È un libro che non solo fa riflettere ma a tratti anche arrabbiare per quanto tempo stiamo perdendo, per quante energie stiamo sprecando, per quante opportunità stiamo mortificando che invece potrebbero concorrere ad accelerare il processo verso un mondo migliore. È un libro che guarda al futuro con la consapevolezza del presente, che non si nasconde dietro teorie ma analizza i fatti di tutti i giorni trovandone le debolezze e proponendo delle alternative, a partire dalla necessità di tornare a usare le giuste parole abbandonando retorica e slogan populisti. 

E’ un’analisi che prende atto delle ragioni per cui si è arrivati a questo punto, che non fa sconti a chi ha contribuito maggiormente ad alimentare questa deriva, a partire dai Paesi che hanno innescato le guerre ancora in corso, ma nel suo realismo approfondito e dettagliato e senza indugiare in fantasiose soluzioni, si impunta sul messaggio che deve diventare patrimonio intellettuale di tutti: la necessità di uscire al più presto da questo sentimento globale di conflitto intellettuale, sociale, economico, bellico.  

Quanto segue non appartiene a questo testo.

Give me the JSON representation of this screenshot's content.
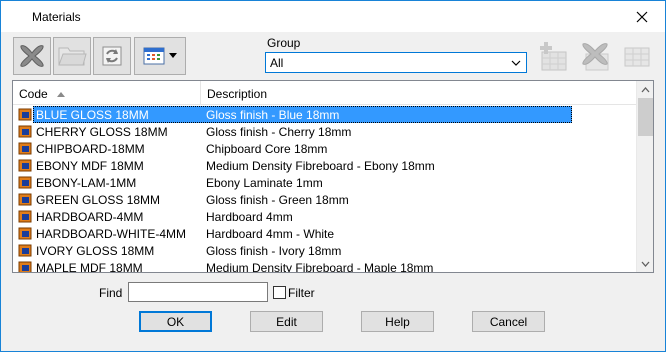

‘Il segreto della felicità è la libertà, e il segreto della libertà è il coraggio’ recita una frase attribuita a Tucidide, ora più che mai è il momento di avere quel coraggio che serve per uscire dagli schemi imposti, dalle logiche di conflitto, per tornare a un mondo capace di lavorare insieme per il beneficio di tutti, così come già ampiamente accaduto in passato.